Outre la forme de la convocation, le délai constitue un élément fondamental de sa régularité. L’article 9 du décret susmentionné impose un délai minimum de 21 jours entre l’envoi de la convocation et la date de la réunion. Ce délai est calculé à compter de la date d’envoi de la lettre recommandée, et non de sa réception effective par le destinataire. Cette précision a été apportée par la jurisprudence pour faciliter le décompte du délai et éviter les contestations fondées sur des retards de distribution postale.

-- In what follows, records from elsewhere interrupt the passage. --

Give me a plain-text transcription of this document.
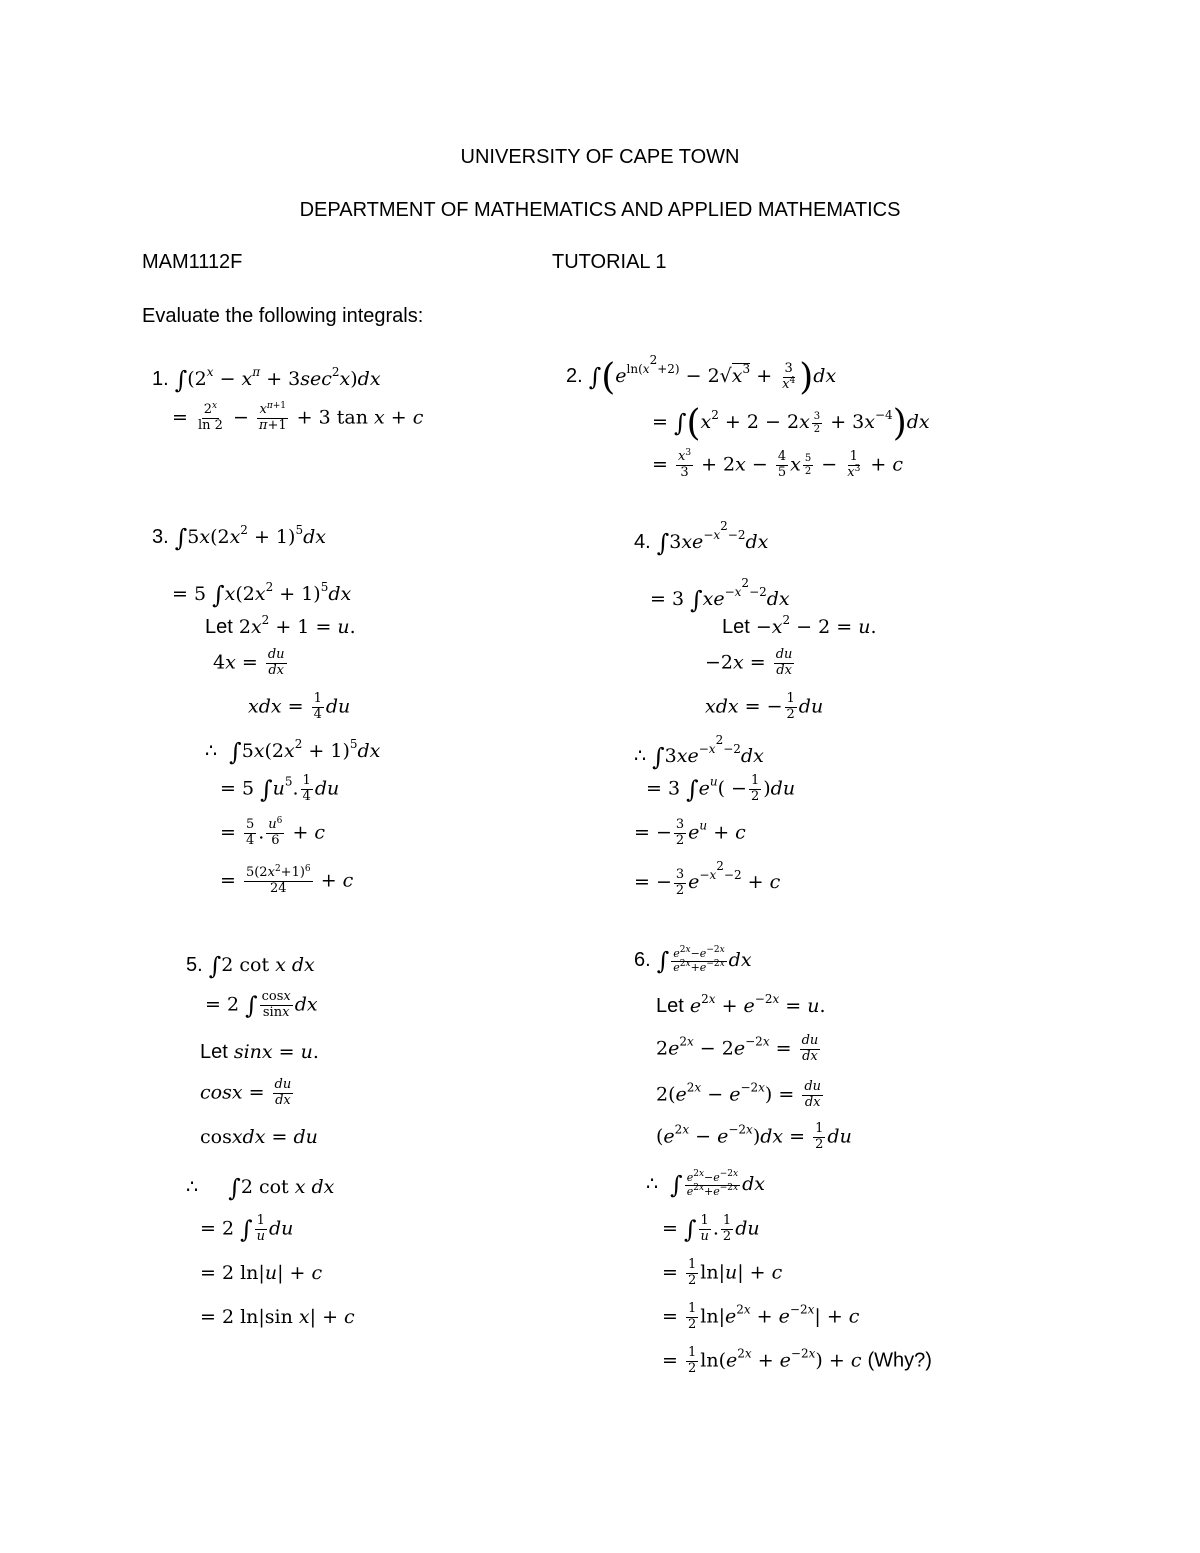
UNIVERSITY OF CAPE TOWN
DEPARTMENT OF MATHEMATICS AND APPLIED MATHEMATICS
MAM1112F	TUTORIAL 1
Evaluate the following integrals:
1. $\int(2^x - x^\pi + 3\sec^2x)dx$
= $\frac{2^x}{\ln 2} - \frac{x^{\pi+1}}{\pi+1} + 3$ tan x + c
2. $\int(e^{ln(x^2+2)} - 2√x^3 + \frac{3}{x^4} )dx$
= $\int(x^2 + 2 - 2x \frac{3}{2} + 3x^{-4})dx$
= $\frac{x^3}{3} + 2x - \frac{4}{5}$ x $\frac{5}{2} - \frac{1}{x^3} + c$
3. $\int 5x(2x^2 + 1)^5dx$
= 5 $\int x(2x^2 + 1)^5dx$
Let $2x^2 + 1 = u$.
$4x = \frac{du}{dx}$
xdx = $\frac{1}{4}$ du
∴  $\int 5x(2x^2 + 1)^5dx$
= 5 $\int u^5$. $\frac{1}{4}$ du
= $\frac{5}{4}$ . $\frac{u^6}{6} + c$
= $\frac{5(2x^2+1)^6}{24} + c$
4. $\int 3xe^{-x^2-2}dx$
= 3 $\int xe^{-x^2-2}dx$
Let $-x^2 - 2 = u$.
$-2x = \frac{du}{dx}$
xdx = − $\frac{1}{2}$ du
∴ $\int 3xe^{-x^2-2}dx$
= 3 $\int e^u( - \frac{1}{2} )du$
= − $\frac{3}{2} e^u + c$
= − $\frac{3}{2} e^{-x^2-2} + c$
5. ∫2 cot x dx
= 2 ∫ $\frac{\cos x}{\sin x}$ dx
Let sinx = u.
$\cos x = \frac{du}{dx}$
cosxdx = du
∴     ∫2 cot x dx
= 2 ∫ $\frac{1}{u}$ du
= 2 ln|u| + c
= 2 ln|sin x| + c
6. ∫ $\frac{e^{2x}-e^{-2x}}{e^{2x}+e^{-2x}}$ dx
Let $e^{2x} + e^{-2x} = u$.
$2e^{2x} - 2e^{-2x} = \frac{du}{dx}$
$2(e^{2x} - e^{-2x}) = \frac{du}{dx}$
$(e^{2x} - e^{-2x})dx = \frac{1}{2}$ du
∴  ∫ $\frac{e^{2x}-e^{-2x}}{e^{2x}+e^{-2x}}$ dx
= ∫ $\frac{1}{u}$ . $\frac{1}{2}$ du
= $\frac{1}{2} \ln|u| + c$
= $\frac{1}{2} \ln|e^{2x} + e^{-2x}| + c$
= $\frac{1}{2} \ln(e^{2x} + e^{-2x}) + c$ (Why?)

Le contenu même de la convocation est strictement encadré. Selon l’article 9-1 du décret de 1967, la convocation doit mentionner le lieu, la date et l’heure de la réunion, ainsi que l’ordre du jour détaillé. Ce dernier revêt une importance particulière car il délimite le champ des décisions pouvant être valablement prises lors de l’assemblée. La Cour de cassation considère qu’une question non inscrite à l’ordre du jour ne peut faire l’objet d’un vote valable, sauf exceptions limitativement énumérées par la loi.
Le respect des règles relatives à la convocation s’impose à tous les acteurs de la copropriété, qu’il s’agisse du syndic professionnel, du conseil syndical ou du syndic bénévole. La méconnaissance de ces règles, même involontaire, expose les décisions adoptées lors de l’assemblée à un risque d’annulation judiciaire.
Les conditions de validité d’une convocation à l’assemblée générale
Pour être considérée comme régulière, une convocation à une assemblée générale de copropriété doit satisfaire à plusieurs conditions cumulatives touchant tant à la forme qu’au fond. Ces exigences visent à garantir l’information complète des copropriétaires et leur participation effective au processus décisionnel.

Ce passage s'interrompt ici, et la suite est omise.